One in five retail investors (21%) claim to have stopped using a wealth management service because its digital offering was too weak. The new research from Nucoro, a B2B fintech providing Wealth Management as a Service solutions, also reveals a gender gap around this issue, with 25% of male investors having switched providers because of this, compared to 18% of women with investments.
The findings also reveal some significant differences here based on age. Overall, 42% of retail investors say they have changed wealth management services because of a poor digital experience, but this drops to just 11% of those aged 55- 64 and 8% of those aged 65 and over.
Despite these findings, Nucoro’s research also reveals that 17% of retail investors say that the wealth management service they are using now does not currently offer them a digital service to manage their investments. Just 61% claim that the services they use currently offer this, and 22% are unsure.

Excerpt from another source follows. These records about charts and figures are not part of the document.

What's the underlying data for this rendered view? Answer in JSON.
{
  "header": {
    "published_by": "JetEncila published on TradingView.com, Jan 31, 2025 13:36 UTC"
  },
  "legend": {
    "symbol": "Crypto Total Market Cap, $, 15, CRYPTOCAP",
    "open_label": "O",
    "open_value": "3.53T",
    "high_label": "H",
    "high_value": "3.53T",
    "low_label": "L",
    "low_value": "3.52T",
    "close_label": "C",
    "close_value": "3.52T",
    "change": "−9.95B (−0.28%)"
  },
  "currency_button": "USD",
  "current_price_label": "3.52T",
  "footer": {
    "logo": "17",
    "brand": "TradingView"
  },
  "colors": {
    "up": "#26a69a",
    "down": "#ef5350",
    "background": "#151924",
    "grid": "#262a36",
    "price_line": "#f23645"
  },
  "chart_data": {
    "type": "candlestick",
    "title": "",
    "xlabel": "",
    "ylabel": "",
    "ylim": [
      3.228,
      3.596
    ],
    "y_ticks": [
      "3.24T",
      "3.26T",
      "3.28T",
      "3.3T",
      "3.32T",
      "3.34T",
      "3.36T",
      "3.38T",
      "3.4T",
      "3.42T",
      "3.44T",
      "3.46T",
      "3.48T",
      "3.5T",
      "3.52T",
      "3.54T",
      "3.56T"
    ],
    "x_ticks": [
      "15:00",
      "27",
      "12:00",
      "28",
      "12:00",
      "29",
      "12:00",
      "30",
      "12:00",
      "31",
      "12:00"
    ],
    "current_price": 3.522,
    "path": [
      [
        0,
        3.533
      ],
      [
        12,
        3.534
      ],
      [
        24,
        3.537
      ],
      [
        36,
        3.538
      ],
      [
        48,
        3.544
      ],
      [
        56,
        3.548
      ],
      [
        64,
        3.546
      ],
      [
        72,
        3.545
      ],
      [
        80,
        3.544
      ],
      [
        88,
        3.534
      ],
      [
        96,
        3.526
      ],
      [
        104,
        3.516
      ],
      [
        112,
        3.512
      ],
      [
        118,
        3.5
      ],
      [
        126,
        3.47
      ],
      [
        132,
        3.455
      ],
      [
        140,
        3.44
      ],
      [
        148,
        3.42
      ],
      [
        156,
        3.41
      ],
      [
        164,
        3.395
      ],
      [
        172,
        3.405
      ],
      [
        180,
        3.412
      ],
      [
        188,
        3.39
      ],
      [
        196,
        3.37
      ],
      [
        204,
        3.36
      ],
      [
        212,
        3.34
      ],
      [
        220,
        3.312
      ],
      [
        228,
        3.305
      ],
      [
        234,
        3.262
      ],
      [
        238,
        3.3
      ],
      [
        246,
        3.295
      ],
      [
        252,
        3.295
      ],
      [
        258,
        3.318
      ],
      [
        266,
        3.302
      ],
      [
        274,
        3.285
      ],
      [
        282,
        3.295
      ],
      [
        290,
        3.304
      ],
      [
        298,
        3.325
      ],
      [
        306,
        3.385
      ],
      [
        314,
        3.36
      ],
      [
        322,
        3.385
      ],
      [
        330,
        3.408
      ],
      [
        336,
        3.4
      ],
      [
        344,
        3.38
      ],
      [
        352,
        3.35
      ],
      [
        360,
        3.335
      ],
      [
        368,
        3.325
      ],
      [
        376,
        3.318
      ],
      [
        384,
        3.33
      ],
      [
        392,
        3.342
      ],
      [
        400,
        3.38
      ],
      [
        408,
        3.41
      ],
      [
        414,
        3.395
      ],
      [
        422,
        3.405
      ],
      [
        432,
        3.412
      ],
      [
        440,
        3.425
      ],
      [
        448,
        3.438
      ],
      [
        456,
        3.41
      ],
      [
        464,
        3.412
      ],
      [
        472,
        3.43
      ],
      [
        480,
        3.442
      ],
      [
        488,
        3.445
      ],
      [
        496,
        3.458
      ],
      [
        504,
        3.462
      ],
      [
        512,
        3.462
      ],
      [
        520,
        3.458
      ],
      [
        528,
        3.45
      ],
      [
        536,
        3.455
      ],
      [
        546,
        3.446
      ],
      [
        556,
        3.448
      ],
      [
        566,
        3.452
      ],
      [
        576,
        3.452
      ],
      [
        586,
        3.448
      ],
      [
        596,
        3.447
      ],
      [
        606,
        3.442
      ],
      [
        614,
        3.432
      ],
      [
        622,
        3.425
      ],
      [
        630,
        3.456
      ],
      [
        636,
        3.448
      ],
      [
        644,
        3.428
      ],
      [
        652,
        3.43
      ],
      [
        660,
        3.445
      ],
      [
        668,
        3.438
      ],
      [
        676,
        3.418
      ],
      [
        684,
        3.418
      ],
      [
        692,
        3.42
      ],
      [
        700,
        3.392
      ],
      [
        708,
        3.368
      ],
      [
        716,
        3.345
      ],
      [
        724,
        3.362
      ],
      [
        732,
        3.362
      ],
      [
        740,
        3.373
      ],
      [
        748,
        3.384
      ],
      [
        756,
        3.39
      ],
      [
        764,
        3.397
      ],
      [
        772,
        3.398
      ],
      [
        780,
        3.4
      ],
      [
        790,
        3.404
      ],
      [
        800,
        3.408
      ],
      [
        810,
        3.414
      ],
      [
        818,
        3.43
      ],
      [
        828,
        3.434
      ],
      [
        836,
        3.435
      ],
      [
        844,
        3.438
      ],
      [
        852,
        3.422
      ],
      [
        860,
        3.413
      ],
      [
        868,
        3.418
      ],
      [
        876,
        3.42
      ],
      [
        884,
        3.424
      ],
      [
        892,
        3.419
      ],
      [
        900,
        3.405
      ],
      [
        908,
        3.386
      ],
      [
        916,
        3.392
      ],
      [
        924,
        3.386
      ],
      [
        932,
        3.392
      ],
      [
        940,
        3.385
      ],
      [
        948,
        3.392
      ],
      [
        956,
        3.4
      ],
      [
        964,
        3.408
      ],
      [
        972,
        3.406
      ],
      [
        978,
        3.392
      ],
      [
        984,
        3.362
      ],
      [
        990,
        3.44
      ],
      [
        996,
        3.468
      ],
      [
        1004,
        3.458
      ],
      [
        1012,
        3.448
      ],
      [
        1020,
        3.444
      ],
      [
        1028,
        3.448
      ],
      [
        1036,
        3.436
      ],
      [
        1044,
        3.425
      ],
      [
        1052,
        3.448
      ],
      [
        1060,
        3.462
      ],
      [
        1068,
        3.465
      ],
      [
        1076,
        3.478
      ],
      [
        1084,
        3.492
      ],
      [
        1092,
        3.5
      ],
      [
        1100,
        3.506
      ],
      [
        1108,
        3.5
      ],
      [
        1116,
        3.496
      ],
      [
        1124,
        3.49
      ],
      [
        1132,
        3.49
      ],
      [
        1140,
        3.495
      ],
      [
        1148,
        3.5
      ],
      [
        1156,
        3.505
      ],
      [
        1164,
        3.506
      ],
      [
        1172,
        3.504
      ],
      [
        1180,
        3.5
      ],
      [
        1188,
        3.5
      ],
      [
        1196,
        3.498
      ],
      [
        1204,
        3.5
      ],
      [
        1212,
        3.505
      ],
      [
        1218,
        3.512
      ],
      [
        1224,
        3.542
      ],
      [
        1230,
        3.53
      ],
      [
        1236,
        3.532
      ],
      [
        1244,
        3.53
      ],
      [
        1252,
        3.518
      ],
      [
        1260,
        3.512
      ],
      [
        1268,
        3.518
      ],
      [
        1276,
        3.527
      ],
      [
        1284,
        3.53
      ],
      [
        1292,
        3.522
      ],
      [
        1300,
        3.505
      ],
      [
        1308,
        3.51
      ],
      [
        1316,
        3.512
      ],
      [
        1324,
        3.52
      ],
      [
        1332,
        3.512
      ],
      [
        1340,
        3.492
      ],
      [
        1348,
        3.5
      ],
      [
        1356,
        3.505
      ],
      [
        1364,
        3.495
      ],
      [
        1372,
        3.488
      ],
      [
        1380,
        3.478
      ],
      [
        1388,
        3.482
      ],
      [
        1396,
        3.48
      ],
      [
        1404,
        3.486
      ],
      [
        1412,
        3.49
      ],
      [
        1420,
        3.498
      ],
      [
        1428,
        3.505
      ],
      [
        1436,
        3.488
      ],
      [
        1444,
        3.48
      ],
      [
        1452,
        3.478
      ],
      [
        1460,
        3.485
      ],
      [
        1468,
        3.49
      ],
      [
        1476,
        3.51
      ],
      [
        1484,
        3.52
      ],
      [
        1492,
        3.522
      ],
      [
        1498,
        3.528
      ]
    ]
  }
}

When it comes to how much of people’s investment activity is currently done digitally, 24% said their digital activity made up over half of their investments.
|What percentage of your investment activity is currently done digitally||Percentage of UK retail investors|
|Less than 10%||49%|
|10% – 25%||15%|
|25 – 50%||11%|
Lennart Asshoff, CEO of Nucoro, said: “People are using more digital services for all aspects of their lives and how they manage their money is no exception.
Our research shows that many retail investors are willing to switch wealth managers if they feel the digital service is not good enough and we see this trend continuing, driven very much by younger investors.
A strong digital proposition is a necessity for any organisation offering wealth management services and not a luxury.
We expect to see more wealth managers outsourcing this part of their proposition to specialist third parties like us to ensure that they can focus on their core proposition of offering advice.”